There is a line I have used in client work for a long time, that elite teams are designed, not assembled, and that the most expensive form of leadership-team failure is the high-potential team that consistently underperforms its components. The Knicks just proved that thesis on national television. The team that won last night was not the most talented team in the field. The Spurs were arguably more talented. The Celtics were arguably more talented. So were Denver, and Oklahoma City, and a healthy Phoenix. What the Knicks had that none of those teams had, in the same combination, at the same time, was an architecture installed in the right order, a behavioral cascade that held under stress, a chief who treated his job as designing the operating system rather than running it, and a measurement discipline that told them in November what the playoffs would later confirm.

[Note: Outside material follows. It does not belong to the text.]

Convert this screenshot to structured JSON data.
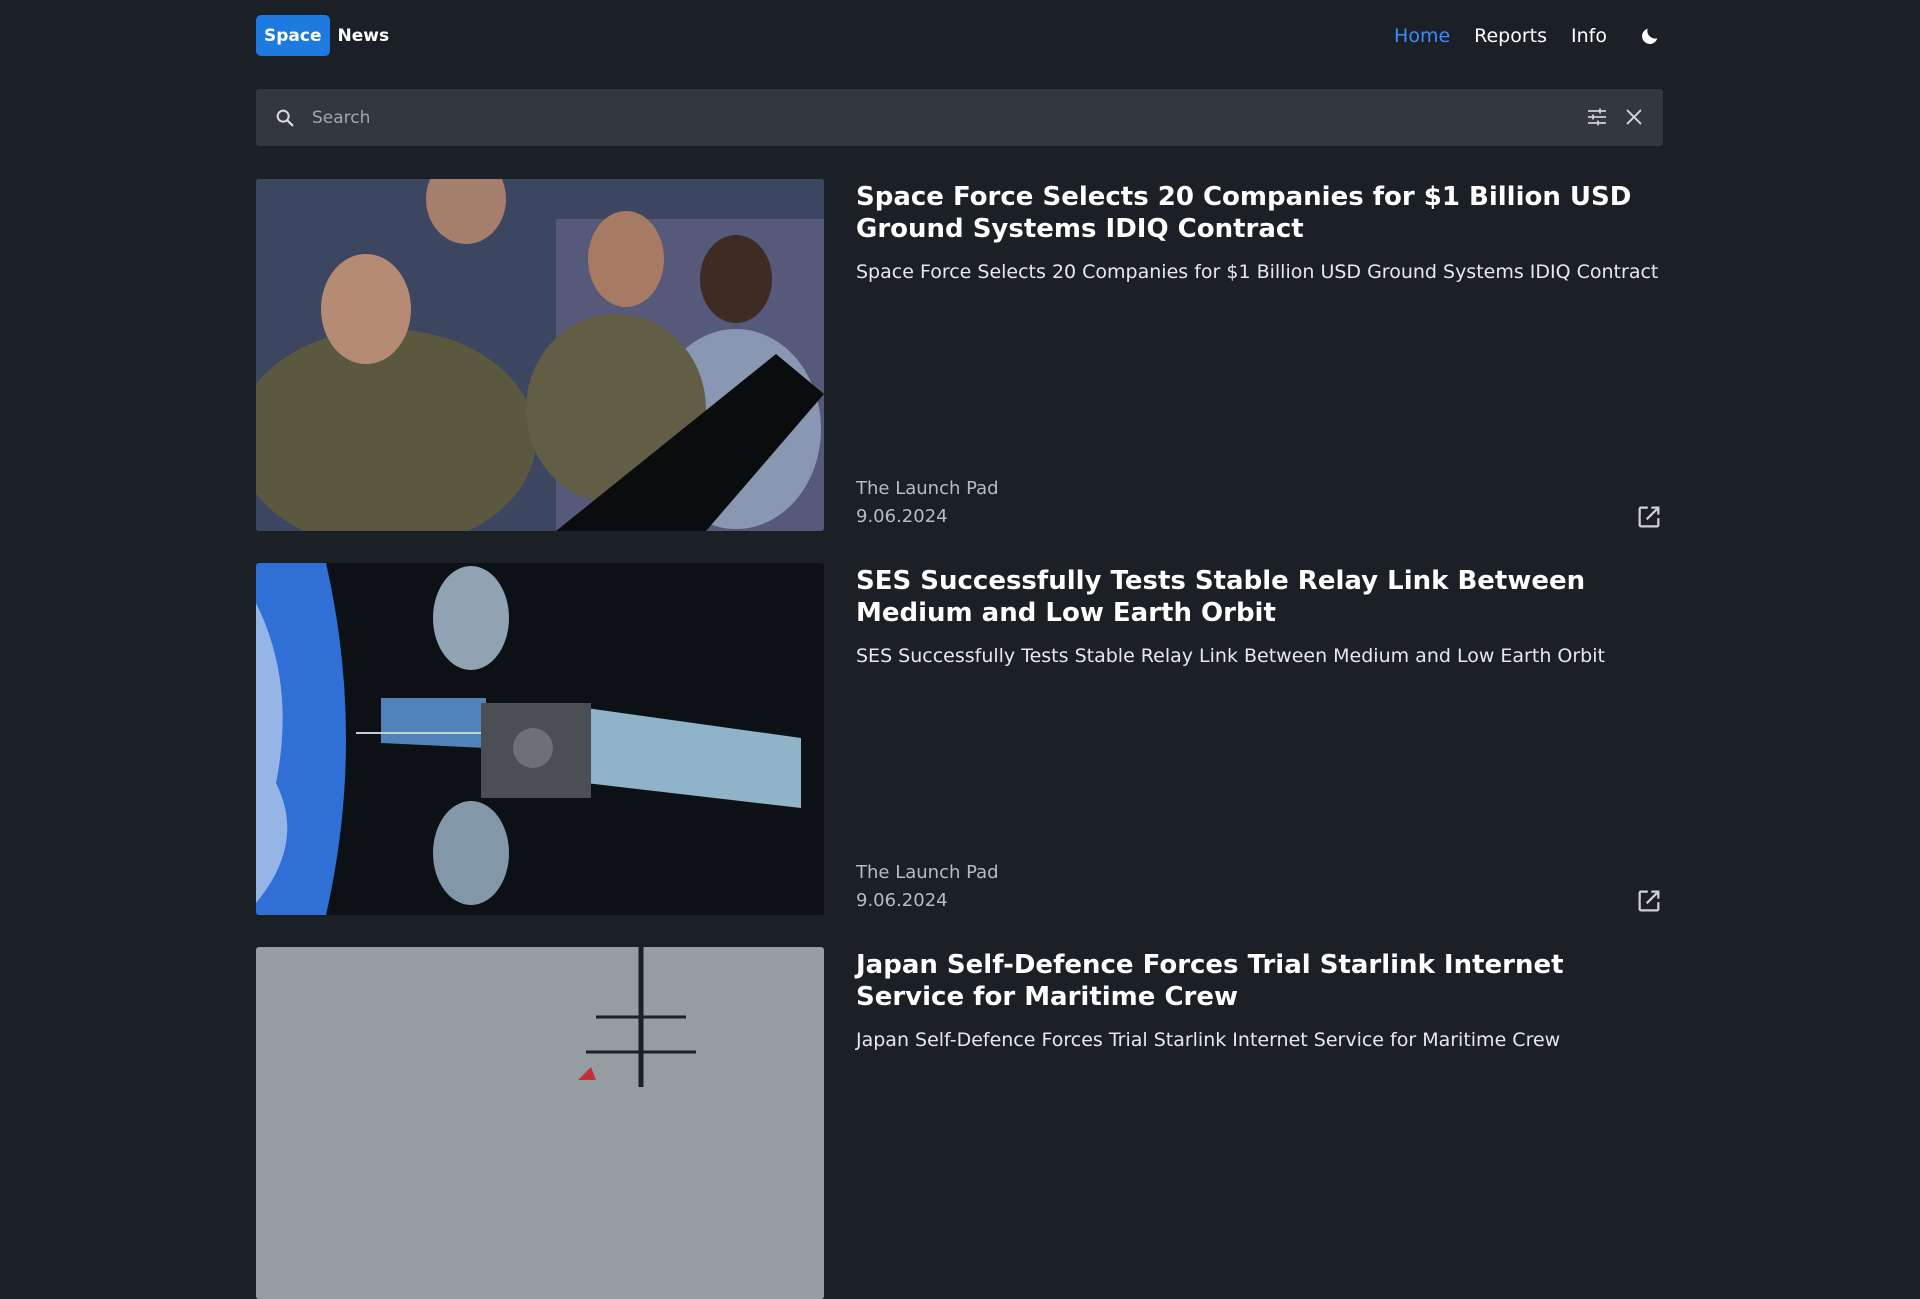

That is the work I do with chief executives. It is the work every chief executive in a configuration-stage company, whether private-equity-backed or founder-led, has to do whether they have a framework for it or not. The teams that get there on purpose, with a framework, do it twice. The teams that get there by accident, without one, do it once and spend the next three years wondering why they cannot repeat it.
The Knicks will be asked, this summer, whether last night was the beginning of something or the end of it. The answer, in my view, is already written into the configuration. If the architecture, the cascade, the operating discipline, and the measurement stay in place, this team will compete for the trophy again next June. That is not a prediction about basketball. It is a prediction about the durability of a properly designed leadership system, which is the same prediction I make, with the same conviction, about the leadership teams I help build in the companies I serve.
The trophy is the lagging indicator. The architecture is the leading one. Last night, on the second-largest stage in American sport, the architecture won.